On peut lire la phrase “All glories to Sri Krsna” au dos du disque. C’est sans doute une référence à l’exceptionnelle spiritualité de votre père… Vous nous expliquez ?

J’ai été élevé plus ou moins dans la méditation hindoue, alors j’ai été confronté à cette spiritualité tout jeune. J’embrasse tous les cultes, je n’ai aucun préjugé religieux. Pour moi, l’important c’est la réalisation de soi. L’aspect organisé des religions ne m’attire pas, j’aime davantage l’idée de se connaître soi-même.

Cette inscription figure sur le disque parce que mon père a voyagé dans le monde entier à la rencontre de différentes cultures et religions… Ça l’a amené à comprendre beaucoup de choses avant de parvenir à devenir qui il était vraiment et, au fur et à mesure que je grandissais, je le voyais changer lui aussi. Ça aussi, je pense que c’est très important pour n’importe quel être humain : réussir à accepter le changement de soi.

Aujourd’hui, près de cinquante ans après la séparation des Beatles, quels artistes sont les meilleurs héritiers de leur esprit et de leur musique ?

Je n’en choisirais pas uniquement un seul, c’est sûr, parce qu’il y a tellement d’éléments dans la carrière des Beatles… Mais j’ai toujours été un grand fan de Blur et je crois que c’est parce qu’il me font penser à quelque chose qu’avaient les Beatles. Tout d’abord, nombre de leurs titres sont assez psychédéliques : “Song 2” me rappelle “Being for the Benefit of Mr. Kite!” ou d’autres titres avec ce genre de feeling. Il y a aussi évidemment les Flaming Lips, ils ont d’ailleurs intégralement repris l’album Sgt. Pepper’s Lonely Hearts Club Band l’année dernière…

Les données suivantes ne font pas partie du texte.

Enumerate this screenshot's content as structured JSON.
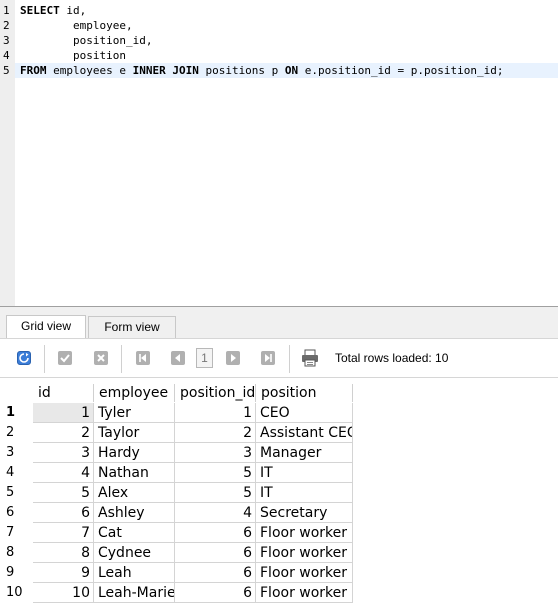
{
  "editor": {
    "lines": [
      {
        "num": "1",
        "parts": [
          {
            "t": "SELECT",
            "kw": true
          },
          {
            "t": " id,",
            "kw": false
          }
        ]
      },
      {
        "num": "2",
        "parts": [
          {
            "t": "        employee,",
            "kw": false
          }
        ]
      },
      {
        "num": "3",
        "parts": [
          {
            "t": "        position_id,",
            "kw": false
          }
        ]
      },
      {
        "num": "4",
        "parts": [
          {
            "t": "        position",
            "kw": false
          }
        ]
      },
      {
        "num": "5",
        "parts": [
          {
            "t": "FROM",
            "kw": true
          },
          {
            "t": " employees e ",
            "kw": false
          },
          {
            "t": "INNER JOIN",
            "kw": true
          },
          {
            "t": " positions p ",
            "kw": false
          },
          {
            "t": "ON",
            "kw": true
          },
          {
            "t": " e.position_id = p.position_id;",
            "kw": false
          }
        ]
      }
    ]
  },
  "tabs": {
    "grid_view": "Grid view",
    "form_view": "Form view"
  },
  "toolbar": {
    "page_number": "1",
    "rows_loaded": "Total rows loaded: 10"
  },
  "grid": {
    "columns": [
      "id",
      "employee",
      "position_id",
      "position"
    ],
    "rows": [
      {
        "n": "1",
        "id": "1",
        "employee": "Tyler",
        "position_id": "1",
        "position": "CEO"
      },
      {
        "n": "2",
        "id": "2",
        "employee": "Taylor",
        "position_id": "2",
        "position": "Assistant CEO"
      },
      {
        "n": "3",
        "id": "3",
        "employee": "Hardy",
        "position_id": "3",
        "position": "Manager"
      },
      {
        "n": "4",
        "id": "4",
        "employee": "Nathan",
        "position_id": "5",
        "position": "IT"
      },
      {
        "n": "5",
        "id": "5",
        "employee": "Alex",
        "position_id": "5",
        "position": "IT"
      },
      {
        "n": "6",
        "id": "6",
        "employee": "Ashley",
        "position_id": "4",
        "position": "Secretary"
      },
      {
        "n": "7",
        "id": "7",
        "employee": "Cat",
        "position_id": "6",
        "position": "Floor worker"
      },
      {
        "n": "8",
        "id": "8",
        "employee": "Cydnee",
        "position_id": "6",
        "position": "Floor worker"
      },
      {
        "n": "9",
        "id": "9",
        "employee": "Leah",
        "position_id": "6",
        "position": "Floor worker"
      },
      {
        "n": "10",
        "id": "10",
        "employee": "Leah-Marie",
        "position_id": "6",
        "position": "Floor worker"
      }
    ]
  },
  "colors": {
    "current_line": "#e8f2fe",
    "refresh_icon": "#3b7dd8",
    "disabled_icon": "#a8a8a8"
  }
}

Je pense que des tas de groupes d’aujourd’hui s’inspirent des Beatles, sans même s’en rendre compte. Mais je crois que c’est impossible, si tu joues du rock’n’roll ou quoi que ce soit d’un peu psychédélique, d’échapper à l’influence de l’ancien groupe de mon père. C’est le cas de tous mes groupes préférés, de ma musique… Même quand on est jeune, on est influencé par des groupes qui eux-mêmes ont été influencés par les Beatles. Tout le monde se “réinfluence” et la boucle est bouclée !

L’enregistrement de ce concert mis en boîte et presque sorti, les disques de votre père remastérisés, que faites-vous désormais Dhani ?

Je me suis mis en congé de mes groupes Fistful of Mercy et thenewno2, pour un an ou deux, afin de composer pour la télévision et le cinéma. Je fais de la musique plutôt en rapport avec l’image, davantage cinématique. Ça m’amène à la sortie, cette année, de mon premier album solo. C’est la toute première fois que je sortirai un album sous mon propre nom. C’est intéressant parce que, avant, j’ai toujours été dans des groupes.

Jouiez-vous dans des groupes pour dissimuler le nom de votre père ?

Oui, sans doute. Je voudrais que les gens écoutent ma musique avant qu’ils ne connaissent mon nom. Je crois que c’est quelque chose que j’essaie de faire depuis très longtemps maintenant, afin de m’établir et de grandir en tant que musicien à part entière. Quand tu as un nom célèbre, tu es déjà connu et tu n’as pas l’occasion de grandir et d’évoluer, tu es déjà jugé par l’industrie musicale.

George Fest : A night to celebrate the music of George Harrison est sorti le 26 février en édition digipack 2 CD + DVD, 2 CD + Blu-Ray, triple LP gatefold et digital audio.